# Is the group of positive rational numbers under * cyclic?

1. Feb 15, 2017

### Mr Davis 97

1. The problem statement, all variables and given/known data
Is the group of positive rational numbers under multiplication a cyclic group.

2. Relevant equations

3. The attempt at a solution
So a group is cyclic if and only if there exists a element in G that generates all of the elements in G.
So the set of positive rational numbers would be cyclic if we could find a fraction a/b such that (a/b)^n, where n is an integer, generates all elements of positive Q.

I feel like the group is not cyclic, which means that I would have to prove that for all elements in positive Q, they don't generate positive Q. I am not sure exactly how to approach this... For (a/b)^n, do I have to find another fraction in terms of a and b such that (a/b)^n can't equal that expression for any n?

2. Feb 15, 2017

### Mr Davis 97

What does $<\frac{1}{2}\; , \;\frac{1}{3}>$ mean?
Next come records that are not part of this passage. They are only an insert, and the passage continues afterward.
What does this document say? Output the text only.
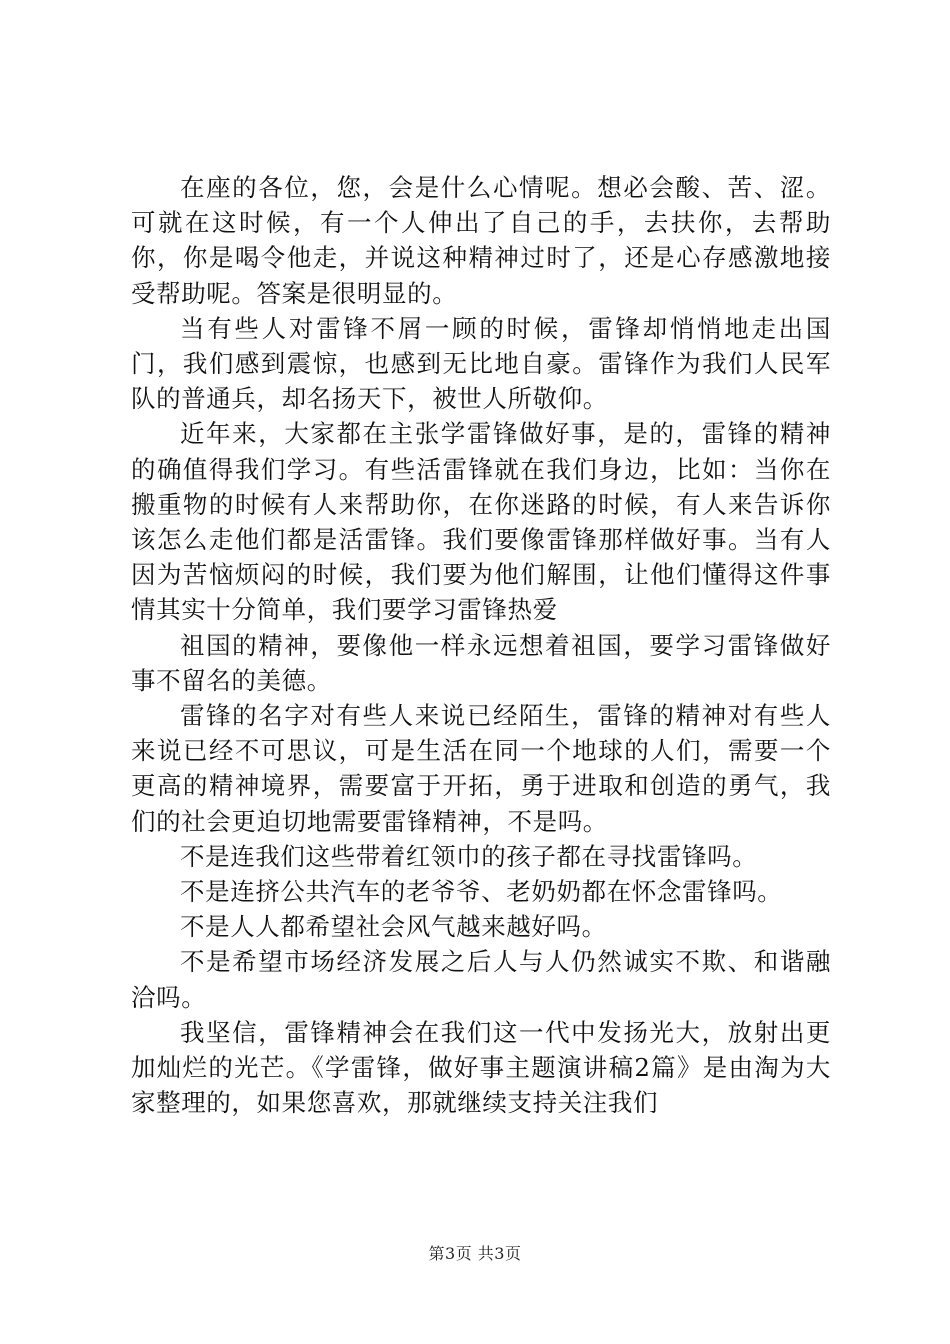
在座的各位，您，会是什么心情呢。想必会酸、苦、涩。可就在这时候，有一个人伸出了自己的手，去扶你，去帮助你，你是喝令他走，并说这种精神过时了，还是心存感激地接受帮助呢。答案是很明显的。

当有些人对雷锋不屑一顾的时候，雷锋却悄悄地走出国门，我们感到震惊，也感到无比地自豪。雷锋作为我们人民军队的普通兵，却名扬天下，被世人所敬仰。

近年来，大家都在主张学雷锋做好事，是的，雷锋的精神的确值得我们学习。有些活雷锋就在我们身边，比如：当你在搬重物的时候有人来帮助你，在你迷路的时候，有人来告诉你该怎么走他们都是活雷锋。我们要像雷锋那样做好事。当有人因为苦恼烦闷的时候，我们要为他们解围，让他们懂得这件事情其实十分简单，我们要学习雷锋热爱

祖国的精神，要像他一样永远想着祖国，要学习雷锋做好事不留名的美德。

雷锋的名字对有些人来说已经陌生，雷锋的精神对有些人来说已经不可思议，可是生活在同一个地球的人们，需要一个更高的精神境界，需要富于开拓，勇于进取和创造的勇气，我们的社会更迫切地需要雷锋精神，不是吗。

不是连我们这些带着红领巾的孩子都在寻找雷锋吗。

不是连挤公共汽车的老爷爷、老奶奶都在怀念雷锋吗。

不是人人都希望社会风气越来越好吗。

不是希望市场经济发展之后人与人仍然诚实不欺、和谐融洽吗。

我坚信，雷锋精神会在我们这一代中发扬光大，放射出更加灿烂的光芒。《学雷锋，做好事主题演讲稿2篇》是由淘为大家整理的，如果您喜欢，那就继续支持关注我们

第3页 共3页
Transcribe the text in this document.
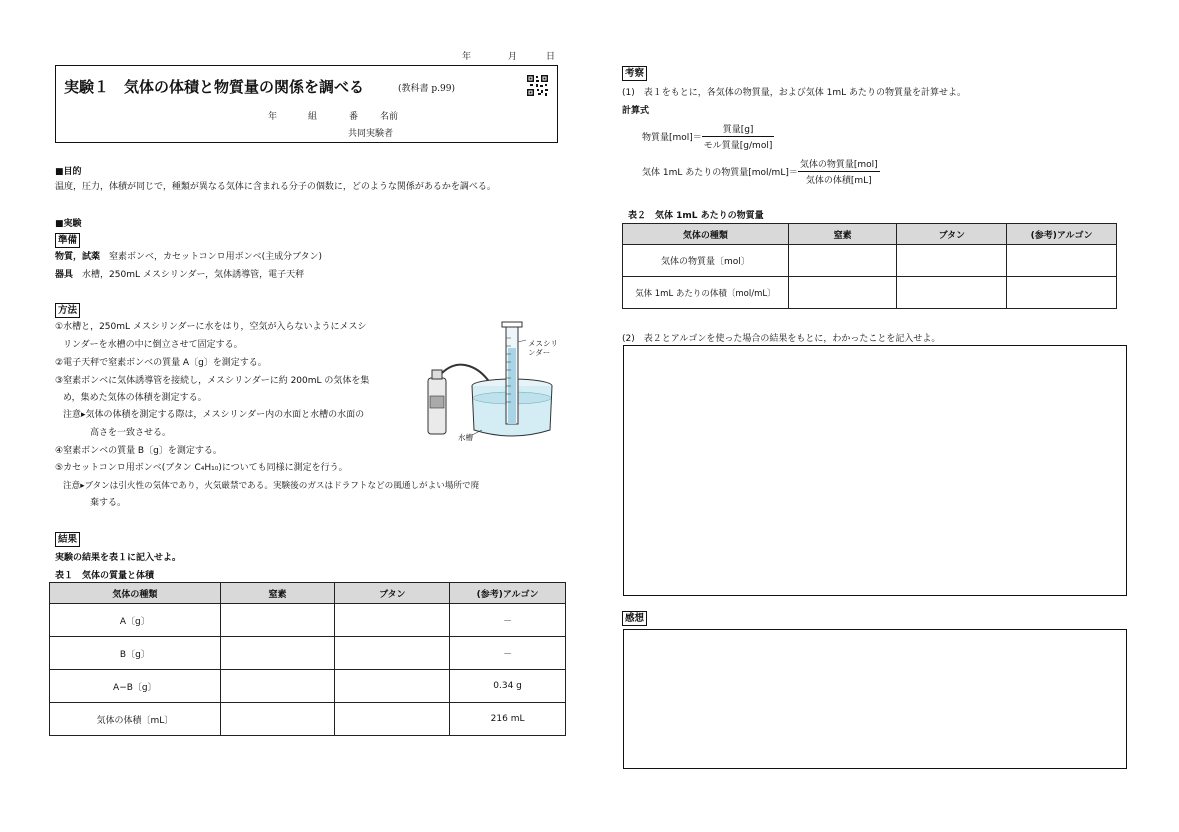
年	月	日
実験１　気体の体積と物質量の関係を調べる	(教科書 p.99)
年	組	番 名前
共同実験者
■目的
温度，圧力，体積が同じで，種類が異なる気体に含まれる分子の個数に，どのような関係があるかを調べる。
■実験
準備
物質，試薬　 窒素ボンベ，カセットコンロ用ボンベ(主成分ブタン)
器具　 水槽，250mL メスシリンダー，気体誘導管，電子天秤
方法
①水槽と，250mL メスシリンダーに水をはり，空気が入らないようにメスシ
リンダーを水槽の中に倒立させて固定する。
②電子天秤で窒素ボンベの質量 A〔g〕を測定する。
③窒素ボンベに気体誘導管を接続し，メスシリンダーに約 200mL の気体を集
め，集めた気体の体積を測定する。
注意▸気体の体積を測定する際は，メスシリンダー内の水面と水槽の水面の
高さを一致させる。
④窒素ボンベの質量 B〔g〕を測定する。
⑤カセットコンロ用ボンベ(ブタン C₄H₁₀)についても同様に測定を行う。
注意▸ブタンは引火性の気体であり，火気厳禁である。実験後のガスはドラフトなどの風通しがよい場所で廃
棄する。
メスシリ
ンダー
水槽
結果
実験の結果を表１に記入せよ。
表１　気体の質量と体積
気体の種類	窒素	ブタン	(参考)アルゴン
A〔g〕			－
B〔g〕			－
A−B〔g〕			0.34 g
気体の体積〔mL〕			216 mL
考察
(1)　表１をもとに，各気体の物質量，および気体 1mL あたりの物質量を計算せよ。
計算式
物質量$[mol]= \frac{\text{質量[g]}}{\text{モル質量[g/mol]}}$
気体 1mL あたりの物質量$[mol/mL]= \frac{\text{気体の物質量[mol]}}{\text{気体の体積[mL]}}$
表２　気体 1mL あたりの物質量
気体の種類	窒素	ブタン	(参考)アルゴン
気体の物質量〔mol〕			
気体 1mL あたりの体積〔mol/mL〕			
(2)　表２とアルゴンを使った場合の結果をもとに，わかったことを記入せよ。
感想
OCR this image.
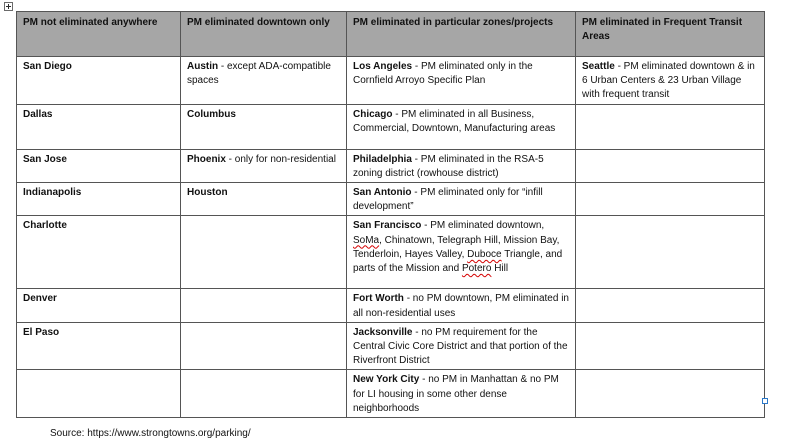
PM not eliminated anywhere	PM eliminated downtown only	PM eliminated in particular zones/projects	PM eliminated in Frequent Transit Areas
San Diego	Austin - except ADA-compatible spaces	Los Angeles - PM eliminated only in the Cornfield Arroyo Specific Plan	Seattle - PM eliminated downtown & in 6 Urban Centers & 23 Urban Village with frequent transit
Dallas	Columbus	Chicago - PM eliminated in all Business, Commercial, Downtown, Manufacturing areas	
San Jose	Phoenix - only for non-residential	Philadelphia - PM eliminated in the RSA-5 zoning district (rowhouse district)	
Indianapolis	Houston	San Antonio - PM eliminated only for “infill development”	
Charlotte		San Francisco - PM eliminated downtown, SoMa, Chinatown, Telegraph Hill, Mission Bay, Tenderloin, Hayes Valley, Duboce Triangle, and parts of the Mission and Potero Hill	
Denver		Fort Worth - no PM downtown, PM eliminated in all non-residential uses	
El Paso		Jacksonville - no PM requirement for the Central Civic Core District and that portion of the Riverfront District	
		New York City - no PM in Manhattan & no PM for LI housing in some other dense neighborhoods	
Source: https://www.strongtowns.org/parking/
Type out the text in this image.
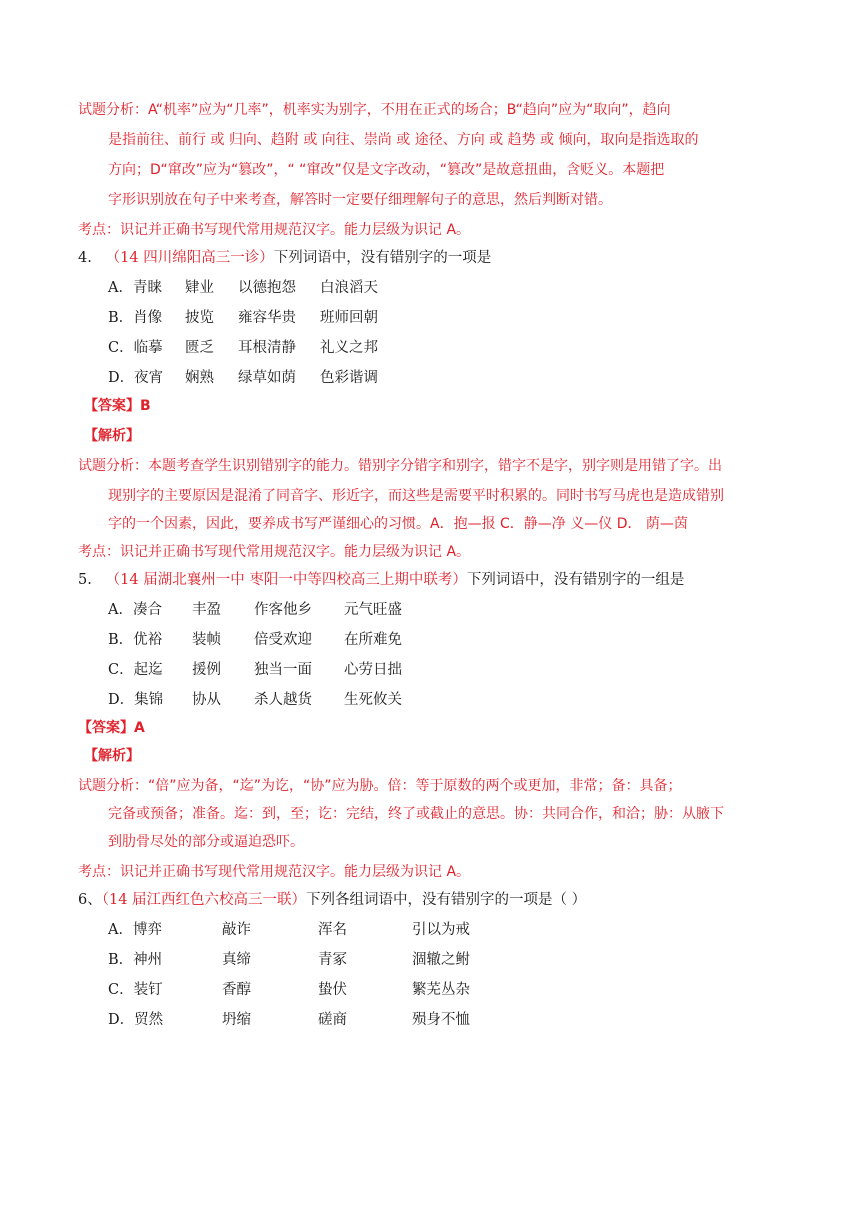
试题分析：A“机率”应为“几率”，机率实为别字，不用在正式的场合；B“趋向”应为“取向”，趋向
是指前往、前行 或 归向、趋附 或 向往、崇尚 或 途径、方向 或 趋势 或 倾向，取向是指选取的
方向；D“窜改”应为“篡改”，“ “窜改”仅是文字改动，“篡改”是故意扭曲，含贬义。本题把
字形识别放在句子中来考查，解答时一定要仔细理解句子的意思，然后判断对错。
考点：识记并正确书写现代常用规范汉字。能力层级为识记 A。
4. （14 四川绵阳高三一诊）下列词语中，没有错别字的一项是
A．青睐 肄业 以德抱怨 白浪滔天
B．肖像 披览 雍容华贵 班师回朝
C．临摹 匮乏 耳根清静 礼义之邦
D．夜宵 娴熟 绿草如荫 色彩谐调
【答案】B
【解析】
试题分析：本题考查学生识别错别字的能力。错别字分错字和别字，错字不是字，别字则是用错了字。出
现别字的主要原因是混淆了同音字、形近字，而这些是需要平时积累的。同时书写马虎也是造成错别
字的一个因素，因此，要养成书写严谨细心的习惯。A．抱—报 C．静—净 义—仪 D． 荫—茵
考点：识记并正确书写现代常用规范汉字。能力层级为识记 A。
5. （14 届湖北襄州一中 枣阳一中等四校高三上期中联考）下列词语中，没有错别字的一组是
A．凑合 丰盈 作客他乡 元气旺盛
B．优裕 装帧 倍受欢迎 在所难免
C．起迄 援例 独当一面 心劳日拙
D．集锦 协从 杀人越货 生死攸关
【答案】A
【解析】
试题分析：“倍”应为备，“迄”为讫，“协”应为胁。倍：等于原数的两个或更加，非常；备：具备；
完备或预备；准备。迄：到，至；讫：完结，终了或截止的意思。协：共同合作，和洽；胁：从腋下
到肋骨尽处的部分或逼迫恐吓。
考点：识记并正确书写现代常用规范汉字。能力层级为识记 A。
6、（14 届江西红色六校高三一联）下列各组词语中，没有错别字的一项是（ ）
A．博弈	敲诈	浑名	引以为戒
B．神州	真缔	青冢	涸辙之鲋
C．装钉	香醇	蛰伏	繁芜丛杂
D．贸然	坍缩	磋商	殒身不恤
I thought that one only looks at what subgroup is generated by a single element, in this case a single fraction

3. Feb 15, 2017

### Staff: Mentor

This should work. Solve $(\frac{a}{b})^n=2$ and show that you can't get $(\frac{a}{b})^m=3$ .

4. Feb 15, 2017

### Staff: Mentor

You beat me. I confused addition and multiplication. In general $<a>$ meant to be the group generated by $a$, so $<a>=\{a^n\,\vert \,n\in \mathbb{Z}\}$ but I was wrong with the example.